Prine’s songwriting has always been easeful, even conversational, around death. On “Lake Marie,” he wrote about people found dead in the woods as if they were leaves in a gutter. He wasn’t pitiless, just matter-of-fact. Prine stared down on his own mortality as well, recovering from not one but two bouts of cancer before his death this week of complications from COVID-19. When I met him in 2018, he already seemed fragile; he had a peculiar ambling gait, as if he was being jerked by marionette strings, and his guttural rumble reminded me of my two-packs-a-day childhood babysitter, even though he hadn’t touched a cigarette since the ’90s.

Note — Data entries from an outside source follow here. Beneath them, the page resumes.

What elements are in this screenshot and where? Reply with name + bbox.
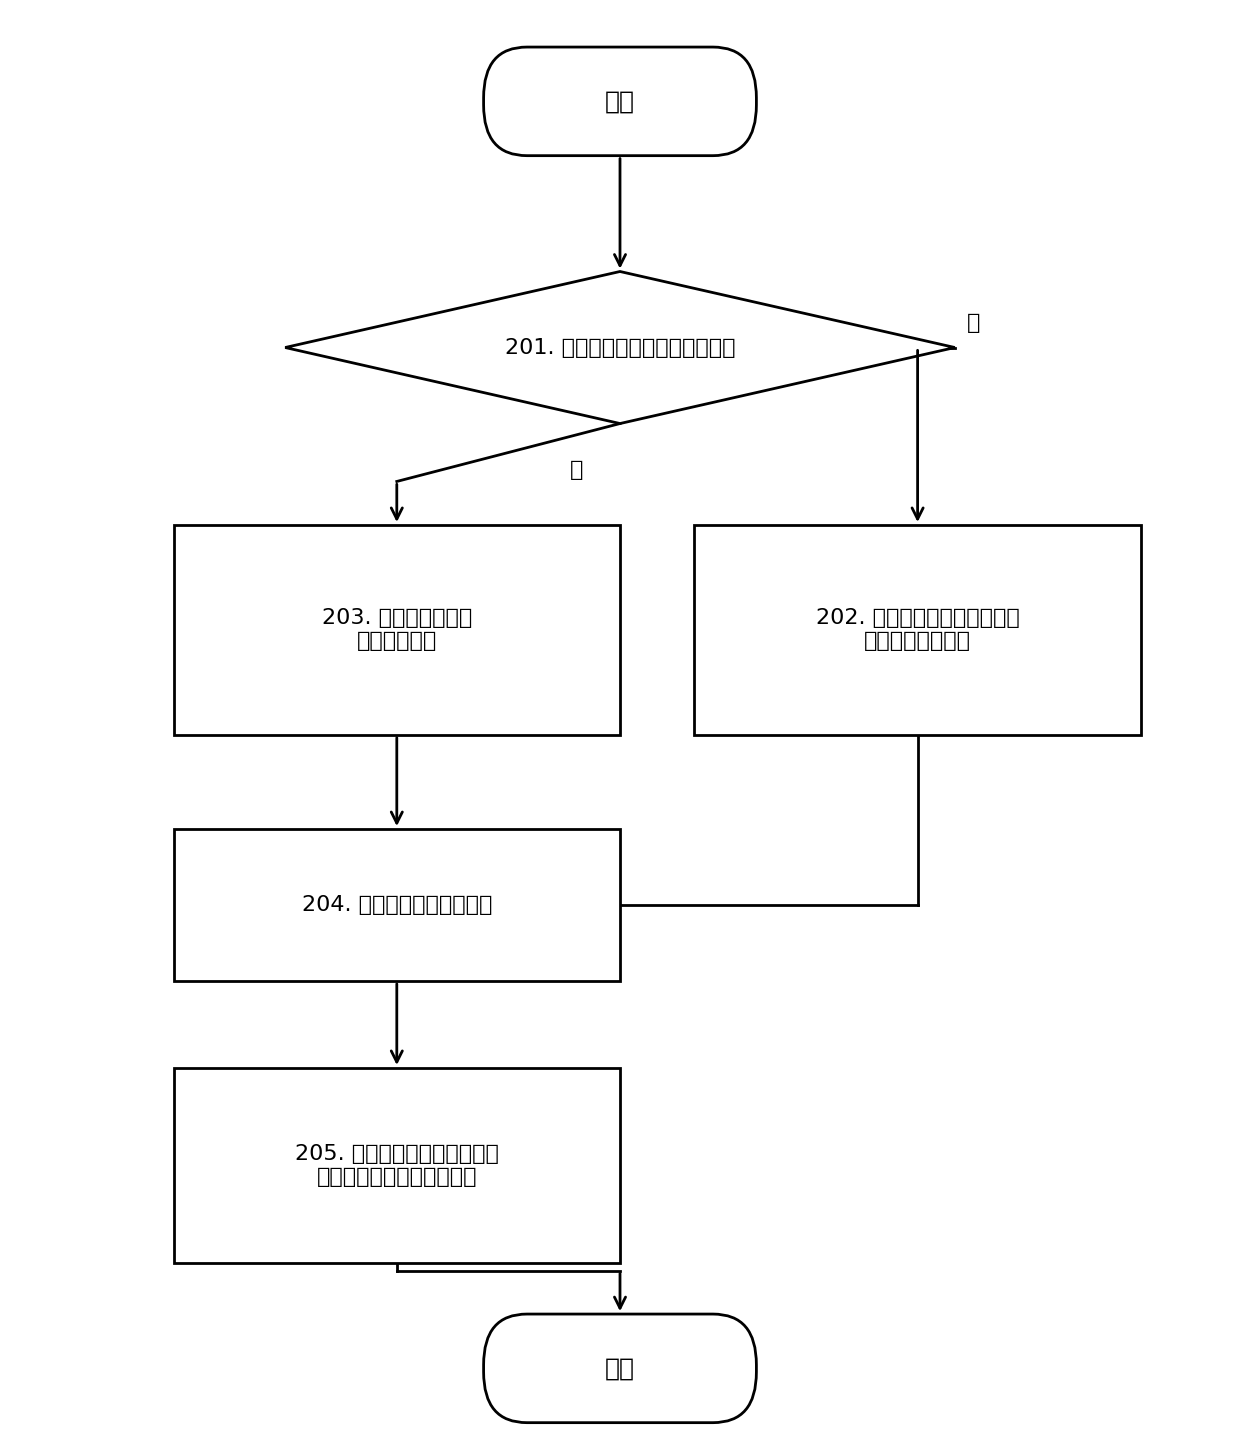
Bar	[174, 526, 620, 736]
Text: 203. 计算服务小区的
信号测量差值: 203. 计算服务小区的 信号测量差值	[321, 608, 472, 652]
FancyBboxPatch shape	[484, 46, 756, 155]
Text: 204. 计算当前信号累积差值: 204. 计算当前信号累积差值	[301, 895, 492, 915]
Text: 是: 是	[569, 460, 583, 479]
Text: 否: 否	[967, 313, 981, 333]
Text: 开始: 开始	[605, 90, 635, 113]
Text: 201. 有服务小区的前次信号测量值: 201. 有服务小区的前次信号测量值	[505, 337, 735, 358]
FancyBboxPatch shape	[484, 1315, 756, 1422]
Bar	[174, 1069, 620, 1263]
Text: 202. 初始化当前信号累积差值
和信号累积差阈值: 202. 初始化当前信号累积差值 和信号累积差阈值	[816, 608, 1019, 652]
Bar	[174, 828, 620, 982]
Bar	[694, 526, 1141, 736]
Text: 205. 保存服务小区的当前信号
测量值和当前信号累积差值: 205. 保存服务小区的当前信号 测量值和当前信号累积差值	[295, 1144, 498, 1187]
Text: 结束: 结束	[605, 1357, 635, 1380]
Polygon shape	[285, 272, 955, 423]
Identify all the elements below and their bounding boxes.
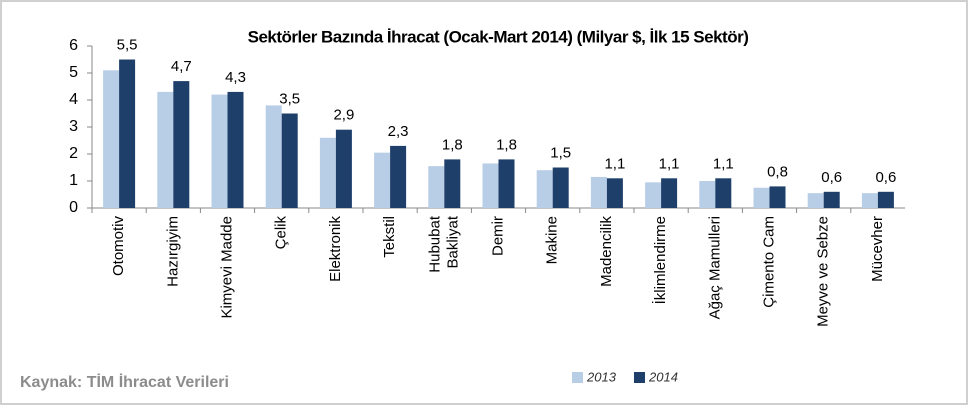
y-tick-label: 4 <box>69 91 78 108</box>
bar <box>157 91 174 208</box>
bar <box>374 152 391 208</box>
y-tick-label: 5 <box>69 64 78 81</box>
bar <box>753 187 770 208</box>
chart-title: Sektörler Bazında İhracat (Ocak-Mart 201… <box>248 27 749 46</box>
bar <box>823 191 840 208</box>
bar <box>498 159 515 208</box>
data-label: 2,3 <box>388 123 409 140</box>
data-label: 0,6 <box>821 169 842 186</box>
legend-swatch <box>572 372 583 383</box>
bar <box>227 91 244 208</box>
bar <box>606 178 623 208</box>
y-tick-label: 2 <box>69 145 78 162</box>
bar <box>211 94 228 208</box>
legend-label: 2014 <box>648 369 678 384</box>
bar <box>319 137 336 208</box>
bar <box>807 193 824 208</box>
data-label: 0,6 <box>875 169 896 186</box>
data-label: 1,1 <box>604 155 625 172</box>
bar <box>715 178 732 208</box>
legend-swatch <box>634 372 645 383</box>
y-tick-label: 1 <box>69 172 78 189</box>
x-tick-label: HububatBakliyat <box>426 215 461 273</box>
data-label: 2,9 <box>333 107 354 124</box>
data-label: 1,5 <box>550 144 571 161</box>
bar <box>590 176 607 208</box>
data-label: 1,1 <box>659 155 680 172</box>
data-label: 1,8 <box>496 136 517 153</box>
bar <box>861 193 878 208</box>
bar <box>428 166 445 208</box>
x-tick-label: Çimento Cam <box>760 216 777 308</box>
bar <box>281 113 298 208</box>
bar <box>769 186 786 208</box>
bar <box>645 182 662 208</box>
bar <box>444 159 461 208</box>
bar <box>103 70 120 208</box>
y-tick-label: 0 <box>69 199 78 216</box>
x-tick-label: Madencilik <box>598 216 615 287</box>
bar <box>552 167 569 208</box>
bar <box>661 178 678 208</box>
x-tick-label: Makine <box>544 216 561 264</box>
source-note: Kaynak: TİM İhracat Verileri <box>20 373 229 391</box>
x-tick-label: Otomotiv <box>110 216 127 277</box>
x-tick-label: Tekstil <box>381 216 398 258</box>
data-label: 5,5 <box>117 36 138 53</box>
x-tick-label: Kimyevi Madde <box>218 216 235 319</box>
bar <box>173 81 190 208</box>
x-tick-label: Meyve ve Sebze <box>815 216 832 327</box>
x-tick-label: Hazırgiyim <box>164 216 181 287</box>
legend-label: 2013 <box>586 369 617 384</box>
bar <box>265 105 282 208</box>
bar <box>877 191 894 208</box>
x-tick-label: Mücevher <box>869 216 886 282</box>
bar <box>699 181 716 208</box>
y-tick-label: 3 <box>69 118 78 135</box>
data-label: 0,8 <box>767 163 788 180</box>
y-tick-label: 6 <box>69 37 78 54</box>
x-tick-label: Ağaç Mamulleri <box>706 216 723 319</box>
data-label: 4,7 <box>171 58 192 75</box>
data-label: 3,5 <box>279 90 300 107</box>
x-tick-label: Demir <box>489 216 506 256</box>
bar <box>482 163 499 208</box>
data-label: 1,8 <box>442 136 463 153</box>
data-label: 1,1 <box>713 155 734 172</box>
x-tick-label: Çelik <box>273 216 290 250</box>
x-tick-label: İklimlendirme <box>651 216 669 304</box>
bar <box>390 145 407 208</box>
data-label: 4,3 <box>225 69 246 86</box>
x-tick-label: Elektronik <box>327 216 344 282</box>
bar <box>119 59 136 208</box>
bar <box>335 129 352 208</box>
bar <box>536 170 553 208</box>
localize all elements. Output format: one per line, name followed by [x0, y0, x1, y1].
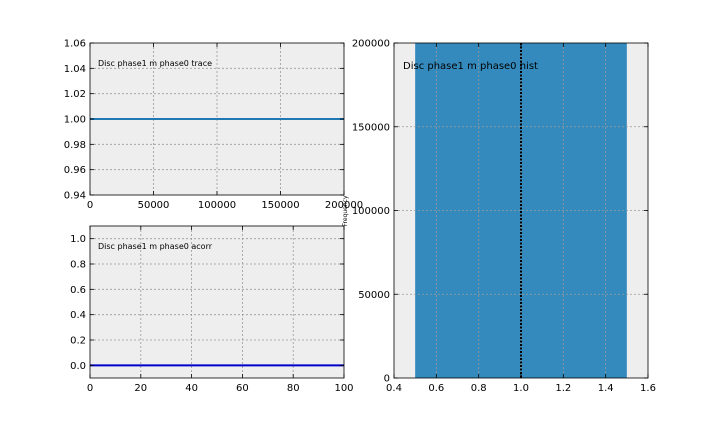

He was promoting The Tree of Forgiveness, his first album of original songs in 13 years, and we spent a good portion of time discussing death. “That’s what comes with age,” he lamented. “You end up with more people on the other side than there are here. I hear people my age talking about this all the time: The worst thing about them getting older is less of their friends are around. But I’ve still got most of my good buddies, so that’s good.” I asked him what he enjoyed about being old, now that he’d made it there. “If there’s only one chair left, you’ll get it,” he said, smiling. “An extra piece of cake if your wife’s not around. The good things in life, you know?”

He told me a story about “Bruised Orange,” the song with the dead altar boy. Prine witnessed the accident, and he remembered watching parents gather into “a tribe of grief” to find out whose child had been taken. Years later, he received a letter from the mother of that boy. “She could have said, ‘Why did you have to tell my son’s story?’” he mused. “But she thanked me profusely. She told me that there was a sense of closure to it.” He considered responding to her, but decided against it. “I thought: I got the letter. That’s enough.”

CORRECTION: A previous version of this story erroneously stated that Prine served in Vietnam.